The podcast reveals that the first effects of Y2K were felt years prior to the turn of the century. For example, in 1998, supermarket chain Marks & Spencer were sent a batch of corned beef with the barcode setting the expiry date as 2002. Marks & Spencer's system interpreted this as 02, which translated to 1902 - a date 96 years in the past. Therefore, the system said that this batch of corned beef was out of date, despite not expiring for another four years. The supermarket sent back the corned beef and ordered another batch, which was sent back again. This repeated four times before the bug in the system was found to be the culprit.

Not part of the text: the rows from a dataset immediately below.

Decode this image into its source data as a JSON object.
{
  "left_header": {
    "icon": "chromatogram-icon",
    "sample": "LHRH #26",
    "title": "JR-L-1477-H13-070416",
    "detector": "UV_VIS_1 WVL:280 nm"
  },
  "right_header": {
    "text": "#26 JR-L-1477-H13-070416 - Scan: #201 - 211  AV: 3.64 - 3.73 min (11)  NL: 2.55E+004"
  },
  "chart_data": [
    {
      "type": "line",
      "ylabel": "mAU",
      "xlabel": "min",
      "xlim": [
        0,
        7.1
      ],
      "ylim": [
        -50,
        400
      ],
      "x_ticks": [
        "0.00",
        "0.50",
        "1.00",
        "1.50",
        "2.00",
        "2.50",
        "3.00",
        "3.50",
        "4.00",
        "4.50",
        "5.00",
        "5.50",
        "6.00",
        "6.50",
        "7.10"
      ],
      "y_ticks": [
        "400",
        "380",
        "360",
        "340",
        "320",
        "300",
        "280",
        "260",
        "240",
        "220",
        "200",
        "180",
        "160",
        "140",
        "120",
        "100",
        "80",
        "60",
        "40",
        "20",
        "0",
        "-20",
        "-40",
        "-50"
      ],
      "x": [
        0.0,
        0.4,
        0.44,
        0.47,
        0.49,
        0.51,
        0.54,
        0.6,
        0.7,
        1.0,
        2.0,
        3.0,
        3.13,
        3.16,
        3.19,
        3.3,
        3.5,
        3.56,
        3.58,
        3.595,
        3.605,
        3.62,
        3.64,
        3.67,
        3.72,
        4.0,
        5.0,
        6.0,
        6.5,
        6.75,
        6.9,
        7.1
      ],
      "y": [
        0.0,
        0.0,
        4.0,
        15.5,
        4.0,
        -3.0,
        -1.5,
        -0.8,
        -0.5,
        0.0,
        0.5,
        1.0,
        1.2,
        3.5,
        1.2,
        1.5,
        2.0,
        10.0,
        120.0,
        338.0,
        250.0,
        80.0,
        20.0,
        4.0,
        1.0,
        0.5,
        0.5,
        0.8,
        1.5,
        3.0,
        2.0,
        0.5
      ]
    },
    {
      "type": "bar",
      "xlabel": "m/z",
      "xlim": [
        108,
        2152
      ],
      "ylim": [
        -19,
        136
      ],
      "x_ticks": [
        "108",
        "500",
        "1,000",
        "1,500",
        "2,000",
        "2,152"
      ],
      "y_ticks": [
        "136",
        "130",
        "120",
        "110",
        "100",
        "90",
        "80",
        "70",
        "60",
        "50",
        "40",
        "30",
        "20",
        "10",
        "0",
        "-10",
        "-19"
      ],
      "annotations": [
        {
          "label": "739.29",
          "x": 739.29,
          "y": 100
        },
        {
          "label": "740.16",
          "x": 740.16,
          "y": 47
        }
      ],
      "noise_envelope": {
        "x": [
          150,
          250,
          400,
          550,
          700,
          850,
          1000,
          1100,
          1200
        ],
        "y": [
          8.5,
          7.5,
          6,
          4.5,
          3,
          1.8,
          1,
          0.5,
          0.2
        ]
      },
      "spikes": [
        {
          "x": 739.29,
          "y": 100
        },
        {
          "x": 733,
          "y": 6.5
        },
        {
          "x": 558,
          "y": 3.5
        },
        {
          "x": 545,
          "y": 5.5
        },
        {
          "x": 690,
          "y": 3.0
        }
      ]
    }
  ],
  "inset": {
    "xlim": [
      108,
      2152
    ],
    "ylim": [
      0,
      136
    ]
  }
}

I really enjoyed this episode because it revealed that, although the Y2K bug turned out to be a non-event, that wasn't because it was some sort of myth. Software developers put an incredible amount of work in the years leading up to the year 2000 to prevent computer systems from failing. One of these people was Professor Martyn Thomas CBE, who was involved in fixing the bugs in computer programs that would have caused problems when 99 ticked over to 00. He was interviewed in the podcast.

What's particularly interesting is when he talks about how many similar problems are in computer programs today, in particular, around cybersecurity:

I'm much more worried about cybersecurity, I think that is a threat that is not yet being addressed strategically. We have to fix it at the root which is by making the software far less vulnerable to cyber attack. And that certainly can be done, but we don't appear to be setting about any kind of strategy nationally or internationally that would bring that about.

Martyn Thomas on Chips with Everything by The Guardian
Cascade failure: an inside look at the Y2K bug (14:48-15:22)

This was really encouraging to hear, because it's what Snyk, the company I work for, is doing by making developers aware of vulnerabilities in the open source code that they rely on, and giving them an easy way to fix it. I think cybersecurity is going to be an increasinly important topic over the coming years, and that we'll see more vulnerabilities being exploited in the systems we rely on. It's something I've become more aware of, too – the code we use and reuse has so many vulnerabilities, and open source software, by its nature, duplicates those vulnerabilities across all the systems that rely on it. But if we know about them and can fix them quickly, we're making it harder for hackers.

This relates to another thing that Martyn talks about:

But we still build software on the assumption that you can test it to show that it's fit for purpose… software is vastly complex, and a typical programmer makes a mistake in, if they're good, every 30 lines of program. If they're very, very good, they may make a mistake in every 100 lines of program. If they're typical, it's in about 10 lines of code.

And you don't find all of those by testing… when a modern car has got a hundred million lines of software, you know, even an error in one in a hundred lines is still a million software errors in your car. And a lot of those are vulnerabilities that can be exploited as cybersecurity problems, for example.

Martyn Thomas on Chips with Everything by The Guardian
Cascade failure: an inside look at the Y2K bug (18:20-19:28)

Our tests can only tell us about the scenarios we are testing for. Code is buggy, and the more code we write, the more bugs we introduce. I think things like pair programming and writing good tests can help improve quality vastly, but we also need to make it quick and easy to implement and roll out fixes when we find errors. In particular, we need to take security more seriously when writing software, especially for programs that are relied on so widely.

There are still potential things that could go wrong that could cause very widepsread devestation. The number of services and computer systems that are dependant on GPS, for example, is unbelivebly wide… and yet, you're dealing with a signal that you can buy a jammer for on the internet for $100, and where, if you bought a reasonably powerful jammer for $1000 and stuck it in a balloon and floated it over London, you'd take out GPS over the whole of the South of England. The emergency services use GPS… ships use it for navigation… and the dependance across the whole of society on that easily jammed and, actually increasingly easily spoofed signal is astounding.

Martyn Thomas on Chips with Everything by The Guardian
Cascade failure: an inside look at the Y2K bug (19:42-21:11)

Martyn recommends this situation be improved by introducing strict liability policies so that companies that write bad software can be sued for damages, to encourage them to improve standards and take security more seriously.

Anyone who has watched Mr Robot will be aware of how big an impact one cyberattack can have.